For `rest_configs`, you can define header decorators to add different types of headers to the request.

* **Plain (KV Pair)**
  * **Description:** A simple key-value pair to be added to the request headers.
  * **Fields:** `header_key` (string), `header_value` (string).
* **File**
  * **Description:** To load multiple headers from a JSON file.
  * **Fields:** `file_path` (string).
* **Basic Auth**
  * **Description:** To add authentication via Username and Password.
  * **Fields:** `username` (string), `password` (secret object).
* **Oauth2 Client Credentials**
  * **Description:** To add authentication via OAuth2 client credentials (client ID and secret).
  * **Fields:**
    * `client_id`: (string)
    * `client_secret`: (secret object)
    * `scope`: (string)
    * `rest_call_config`: (object) Defines the auth call for the access token.
      * `url`: (secret object) Auth URL for authentication.
      * `method`: (string) HTTP method type.
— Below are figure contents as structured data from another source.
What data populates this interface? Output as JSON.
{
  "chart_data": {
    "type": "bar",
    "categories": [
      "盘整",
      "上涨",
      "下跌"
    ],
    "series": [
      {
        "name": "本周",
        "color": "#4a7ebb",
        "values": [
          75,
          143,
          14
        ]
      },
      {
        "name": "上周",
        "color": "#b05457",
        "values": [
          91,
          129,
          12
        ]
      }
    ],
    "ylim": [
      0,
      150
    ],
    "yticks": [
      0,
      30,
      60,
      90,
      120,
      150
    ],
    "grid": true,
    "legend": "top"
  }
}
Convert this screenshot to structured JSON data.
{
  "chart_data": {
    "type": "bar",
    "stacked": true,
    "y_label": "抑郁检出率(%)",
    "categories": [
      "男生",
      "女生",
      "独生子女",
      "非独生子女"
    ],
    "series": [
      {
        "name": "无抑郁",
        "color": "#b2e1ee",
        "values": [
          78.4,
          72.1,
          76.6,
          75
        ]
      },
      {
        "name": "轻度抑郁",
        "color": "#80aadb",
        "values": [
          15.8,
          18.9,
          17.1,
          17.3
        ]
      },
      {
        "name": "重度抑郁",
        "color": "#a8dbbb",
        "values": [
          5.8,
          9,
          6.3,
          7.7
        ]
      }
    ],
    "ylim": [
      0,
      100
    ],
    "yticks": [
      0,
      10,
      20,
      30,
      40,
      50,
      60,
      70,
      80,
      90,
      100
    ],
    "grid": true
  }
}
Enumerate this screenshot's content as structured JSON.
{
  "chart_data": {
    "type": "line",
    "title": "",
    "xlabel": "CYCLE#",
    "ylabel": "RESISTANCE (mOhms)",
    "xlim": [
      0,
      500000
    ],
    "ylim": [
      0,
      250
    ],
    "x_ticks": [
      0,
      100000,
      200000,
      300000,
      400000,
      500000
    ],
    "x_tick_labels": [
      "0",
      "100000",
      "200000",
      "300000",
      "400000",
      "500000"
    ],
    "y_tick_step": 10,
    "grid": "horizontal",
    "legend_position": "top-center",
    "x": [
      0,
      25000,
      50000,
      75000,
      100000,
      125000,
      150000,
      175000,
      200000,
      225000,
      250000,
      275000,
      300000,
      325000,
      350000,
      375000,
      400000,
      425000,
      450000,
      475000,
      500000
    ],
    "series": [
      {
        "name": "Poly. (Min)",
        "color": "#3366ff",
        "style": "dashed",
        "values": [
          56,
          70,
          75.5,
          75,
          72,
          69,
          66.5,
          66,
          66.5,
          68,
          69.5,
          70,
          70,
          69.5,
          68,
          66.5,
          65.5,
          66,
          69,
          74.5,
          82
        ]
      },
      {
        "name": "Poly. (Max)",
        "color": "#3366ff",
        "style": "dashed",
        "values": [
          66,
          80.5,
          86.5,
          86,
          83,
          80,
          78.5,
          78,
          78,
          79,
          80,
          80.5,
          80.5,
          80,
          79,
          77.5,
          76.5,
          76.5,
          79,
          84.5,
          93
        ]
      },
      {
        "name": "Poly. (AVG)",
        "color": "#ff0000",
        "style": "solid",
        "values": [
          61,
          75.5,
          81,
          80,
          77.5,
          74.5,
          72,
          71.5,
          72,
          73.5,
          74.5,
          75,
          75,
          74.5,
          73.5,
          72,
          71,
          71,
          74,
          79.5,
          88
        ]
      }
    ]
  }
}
Default: `POST`.
      * `header_key`: (string) HTTP header to send the auth token in. Default: `Authentication`.
      * `header_template`: (string) Template for the HTTP header value. Default: `Bearer %s`.
      * `refresh_time_sec`: (int32) Time between auth token calls. Default: `60`.
      * `token_body_key`: (string) Key to pull the token from in the response body. Default: empty (takes whole response).
      * `request_body`: (string) Body of the auth request. Default: empty.
      * `auth_headers`: (map\<string, string>) Headers of the auth request. Default: `\{"content_type": "application/x-www-form-urlencoded"}`.
* **Oauth2 Client Credentials Basic Auth**
  * **Description:** To add authentication via OAuth2 client credentials basic authentication (clientid:secret). All fields are the same as Oauth2 Client Credentials Auth.
* **Oauth2 Refresh Token**
  * **Description:** To add authentication via OAuth2 Refresh Token Auth.
  * **Fields:**
    * `client_id` (string)
    * `client_secret` (secret object)
    * `scope` (string)
    * `client_refresh_token` (secret object)
    * `rest_call_config` (same as Oauth2 Client Credentials Auth)
    <br />

### Body Decorators

For `rest_configs`, you can define body decorators to add different types of body to the request.

* **Plain (KV Pair)**
  * **Description:** A simple key-value pair to be added to the request body.
  * **Fields:**:
    * `query_key` (string)
    * `query_value` (secret object).
* **Oracle Web centre auth**
  * **Description:** For Oracle WebCenter Authentication.
  * **Fields**:
    * `username`: (string)
    * `password`: (secret object)
    * `rest_call_config`: Same as `rest_call_config` in Oauth2 Refresh Token.
    * `query_key`: (string) Query param key.
    * `query_template`: (string) Template for the query value.